Location
- Mount Pleasant, IowaHenry County United States
- Coordinates: 40.963329, -91.538214

District information
- Type: Local school district
- Grades: K-12
- Superintendent: John Henriksen
- Schools: 7
- Budget: $29,188,000 (2020-21)
- NCES District ID: 1919890

Students and staff
- Students: 1852 (2022-23)
- Teachers: 144.30 FTE
- Staff: 164.32 FTE
- Student–teacher ratio: 12.83
- Athletic conference: Southeast
- District mascot: Panthers
- Colors: Maroon and Gold

Other information
- Website: www.mtpcsd.org

= Mount Pleasant Community School District =

Public school district in Mount Pleasant, Iowa, United States

The Mount Pleasant Community School District is a public school district headquartered in Mount Pleasant, Iowa. The district is mainly in Henry County, but has small areas in Jefferson, Lee, and Van Buren counties. The district includes the city of Mount Pleasant and the surrounding area, which has the municipalities of Rome, Salem, and Westwood, and the census-designated place of Trenton, along with rural area students.

In January 2024, the Mount Pleasant Community School District finalized its acquisition of the 13-acre "Central Campus" from the former Iowa Wesleyan University. The acquisition included the Howe Student Activity Center, Ruble Arena, the John Wesley Holland Student Union, the University Chapel, Old Main, Pioneer Hall, and the P.E.O. Memorial Building. The purchase became the cornerstone of a long-term facilities master plan designed to address a significant budget deficit and declining enrollment by consolidating the district's elementary attendance centers from four buildings to two.

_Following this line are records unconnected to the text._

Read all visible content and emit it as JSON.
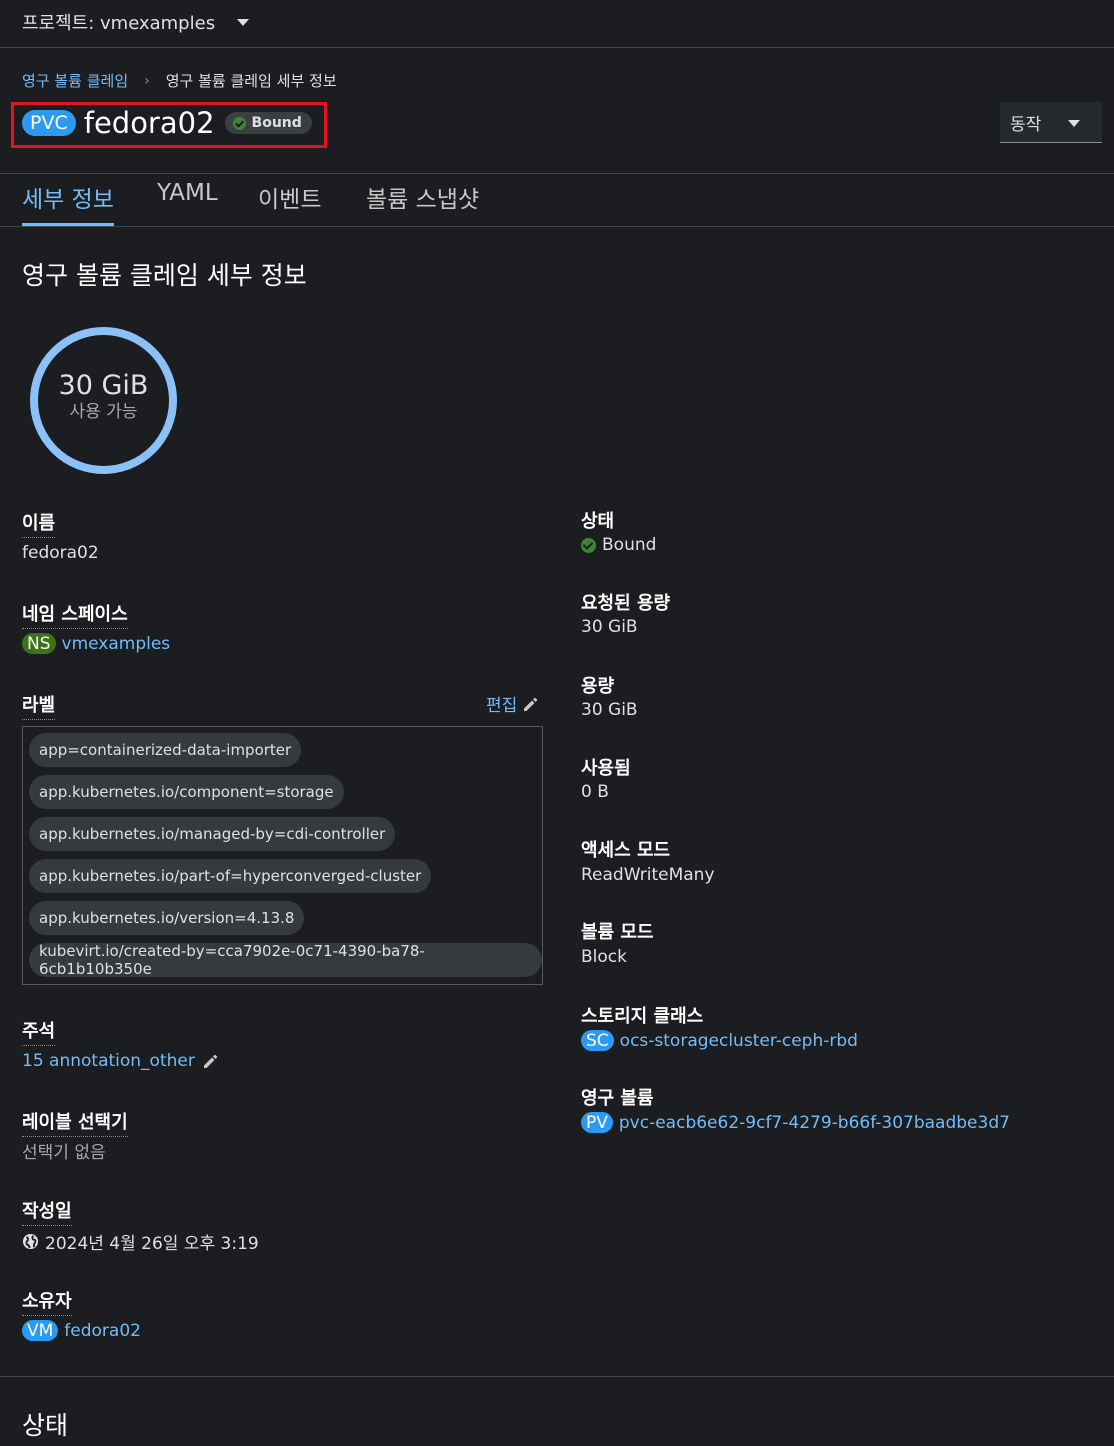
{
  "project": {
    "label": "프로젝트: vmexamples"
  },
  "breadcrumb": {
    "parent": "영구 볼륨 클레임",
    "separator": "›",
    "current": "영구 볼륨 클레임 세부 정보"
  },
  "header": {
    "kind_badge": "PVC",
    "title": "fedora02",
    "status": "Bound",
    "actions_label": "동작"
  },
  "tabs": [
    {
      "label": "세부 정보",
      "active": true
    },
    {
      "label": "YAML"
    },
    {
      "label": "이벤트"
    },
    {
      "label": "볼륨 스냅샷"
    }
  ],
  "section_title": "영구 볼륨 클레임 세부 정보",
  "donut": {
    "value": "30 GiB",
    "label": "사용 가능"
  },
  "left": {
    "name": {
      "label": "이름",
      "value": "fedora02"
    },
    "namespace": {
      "label": "네임 스페이스",
      "badge": "NS",
      "value": "vmexamples"
    },
    "labels": {
      "label": "라벨",
      "edit": "편집",
      "items": [
        "app=containerized-data-importer",
        "app.kubernetes.io/component=storage",
        "app.kubernetes.io/managed-by=cdi-controller",
        "app.kubernetes.io/part-of=hyperconverged-cluster",
        "app.kubernetes.io/version=4.13.8",
        "kubevirt.io/created-by=cca7902e-0c71-4390-ba78-6cb1b10b350e"
      ]
    },
    "annotations": {
      "label": "주석",
      "value": "15 annotation_other"
    },
    "selector": {
      "label": "레이블 선택기",
      "value": "선택기 없음"
    },
    "created": {
      "label": "작성일",
      "value": "2024년 4월 26일 오후 3:19"
    },
    "owner": {
      "label": "소유자",
      "badge": "VM",
      "value": "fedora02"
    }
  },
  "right": {
    "status": {
      "label": "상태",
      "value": "Bound"
    },
    "requested": {
      "label": "요청된 용량",
      "value": "30 GiB"
    },
    "capacity": {
      "label": "용량",
      "value": "30 GiB"
    },
    "used": {
      "label": "사용됨",
      "value": "0 B"
    },
    "access_mode": {
      "label": "액세스 모드",
      "value": "ReadWriteMany"
    },
    "volume_mode": {
      "label": "볼륨 모드",
      "value": "Block"
    },
    "storage_class": {
      "label": "스토리지 클래스",
      "badge": "SC",
      "value": "ocs-storagecluster-ceph-rbd"
    },
    "pv": {
      "label": "영구 볼륨",
      "badge": "PV",
      "value": "pvc-eacb6e62-9cf7-4279-b66f-307baadbe3d7"
    }
  },
  "bottom_section_title": "상태",
  "colors": {
    "accent": "#73bcf7",
    "badge_blue": "#2b9af3",
    "ns_green": "#3d7317",
    "success": "#3e8635",
    "highlight": "#e2141d"
  }
}
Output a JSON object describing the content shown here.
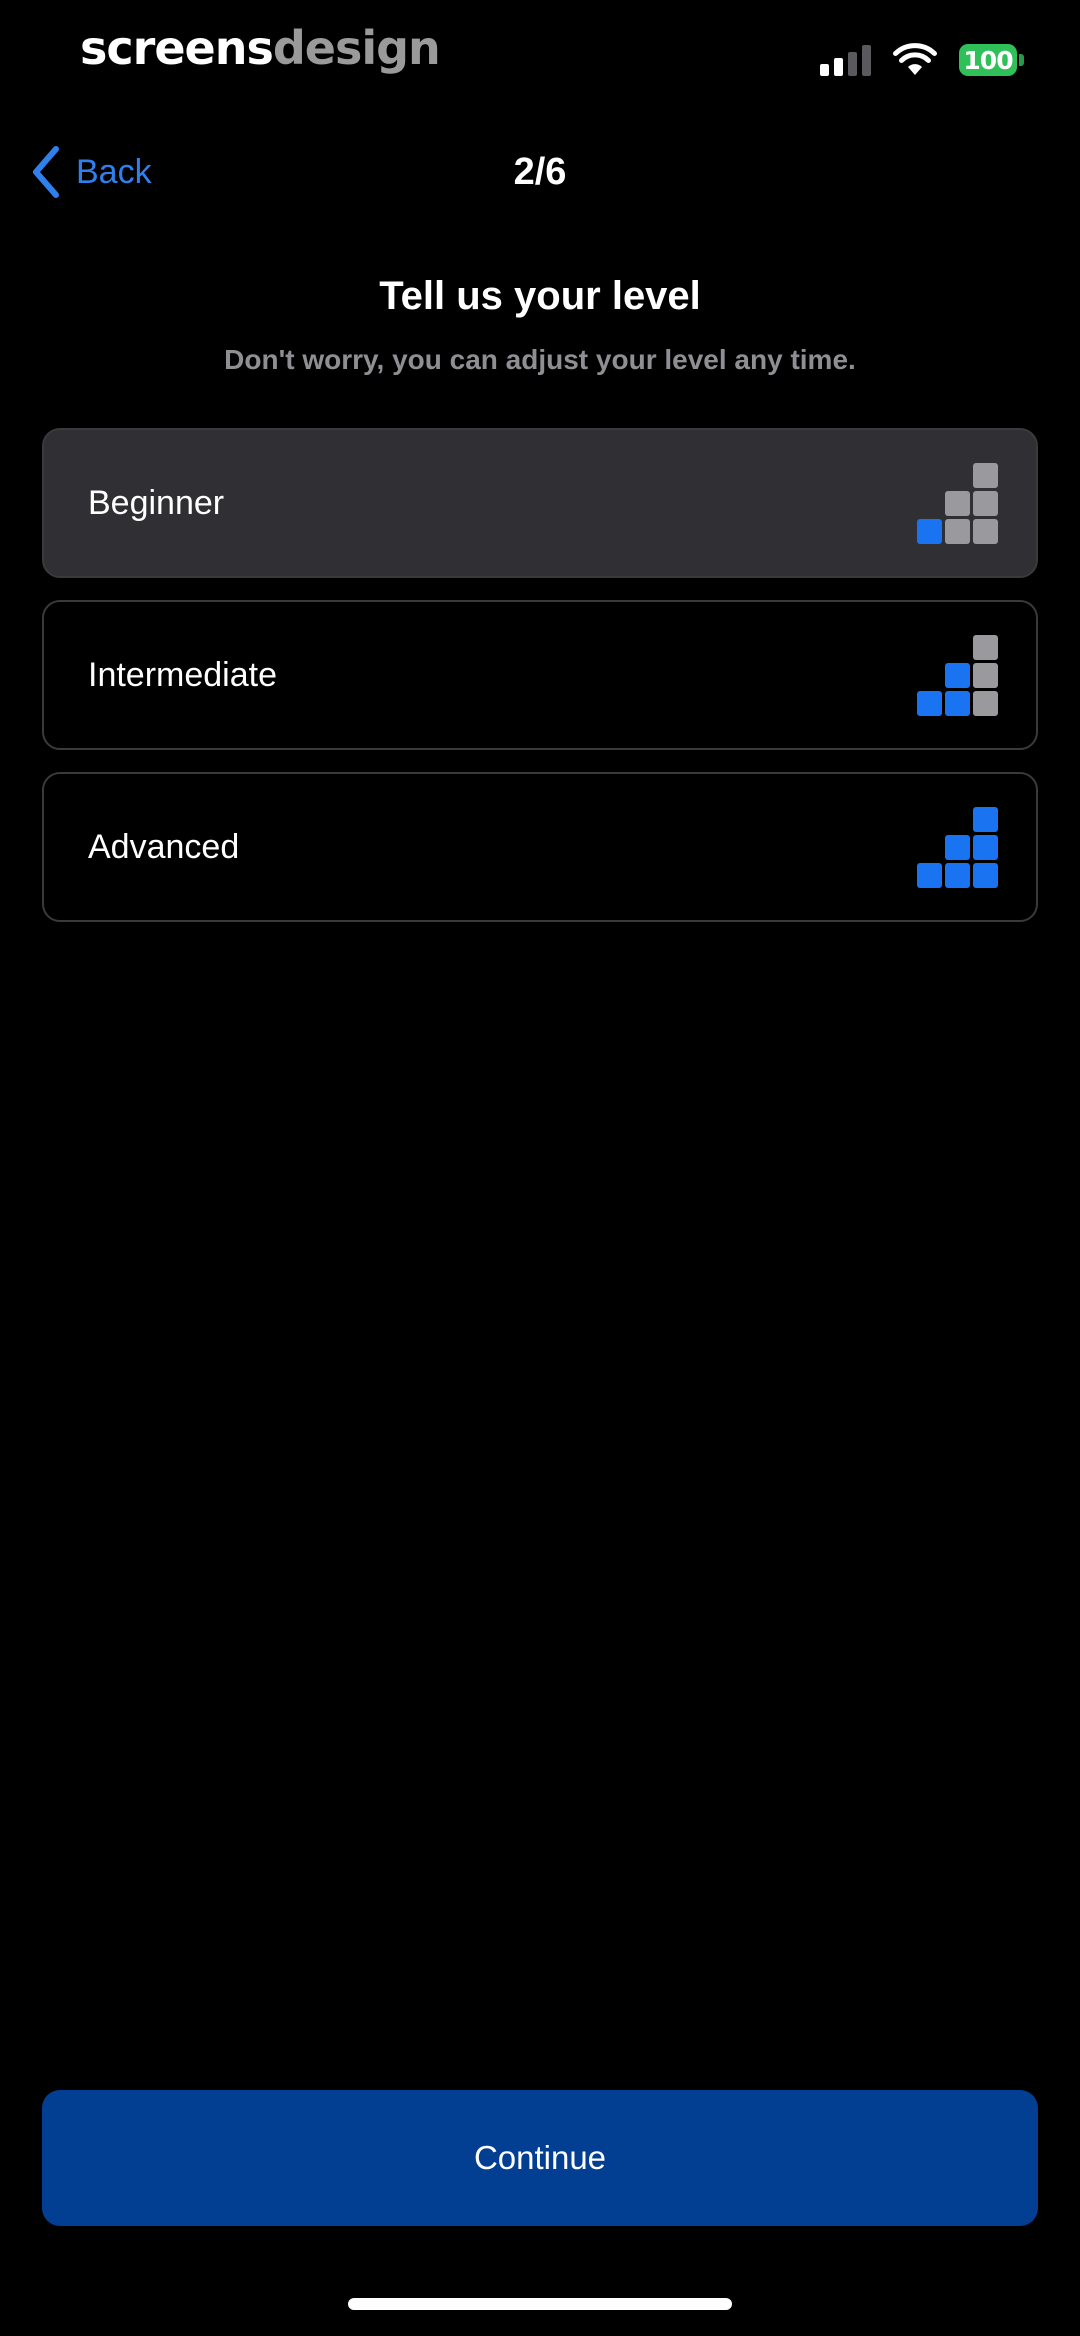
{
  "watermark": {
    "part1": "screens",
    "part2": "design"
  },
  "status_bar": {
    "battery": "100",
    "signal_bars": 2,
    "colors": {
      "battery": "#2fc05a",
      "signal_active": "#ffffff",
      "signal_inactive": "#5a5a5e"
    },
    "icons": {
      "signal": "cellular-signal-icon",
      "wifi": "wifi-icon",
      "battery": "battery-icon"
    }
  },
  "nav": {
    "back_label": "Back",
    "back_icon": "chevron-left-icon",
    "step": "2/6"
  },
  "header": {
    "title": "Tell us your level",
    "subtitle": "Don't worry, you can adjust your level any time."
  },
  "options": [
    {
      "label": "Beginner",
      "selected": true,
      "level": 1,
      "icon": "level-bars-icon"
    },
    {
      "label": "Intermediate",
      "selected": false,
      "level": 2,
      "icon": "level-bars-icon"
    },
    {
      "label": "Advanced",
      "selected": false,
      "level": 3,
      "icon": "level-bars-icon"
    }
  ],
  "colors": {
    "accent": "#2f80ed",
    "level_active": "#1a73f0",
    "level_inactive": "#9a9a9e",
    "selected_card": "#303034",
    "continue_button": "#023f93"
  },
  "continue": {
    "label": "Continue"
  }
}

A central and controversial component of the plan involved the closure of neighborhood and rural schools. On April 27, 2026, the school board voted 4–3 to close Salem Elementary School—the district’s final rural attendance center—effective at the conclusion of the 2026–2027 school year. The vote divided board members, with President Angie Blint and members Josh Maher, Mike Hampton, and Aaron Williamson voting in favor, while Mark Overberg, Craig Hurd, and Kevin Schrader voted in opposition.

The closure of Salem Elementary is projected to save approximately $523,000 annually as part of a broader $1.8 million budget reduction plan. Beyond rural consolidation, the master plan outlines the eventual closure of Lincoln and Harlan elementary schools, with students to be centralized at a redeveloped campus on the former university site and an expanded Van Allen Elementary.

As part of the redevelopment, the district approved a $238,125 contract in late 2025 to demolish the historic P.E.O. Memorial Building after determining that the estimated $2 million required for safety and accessibility renovations was prohibitive. The site is expected to be converted into parking to support increased use of the Central Campus facilities.

==Schools==
The district has seven schools. all located in Mount Pleasant:
- Lincoln Elementary
- Harlan Elementary
- Van Allen Elementary
- Salem Elementary
- Mount Pleasant Community Middle School
- Mount Pleasant Community High School
- WisdomQuest Education Center

The MPCSD also provides the educational component for the Christamore House, a court-appointed juvenile facility located in Mount Pleasant.

==Other facilities==
The district uses the Cottrell Gymnasium. In 2018 it was renovated for $150,000.

The Iowa Wesleyan facilities on the main campus that the district sought to acquire were: Old Main, the school's chapel, John Wesley Holland Student Union, Howe Student Activity Center, the PEO Memorial Building, Pioneer Hall, and the Ruble Arena. The district also sought the Iowa Wesleyan practice fields.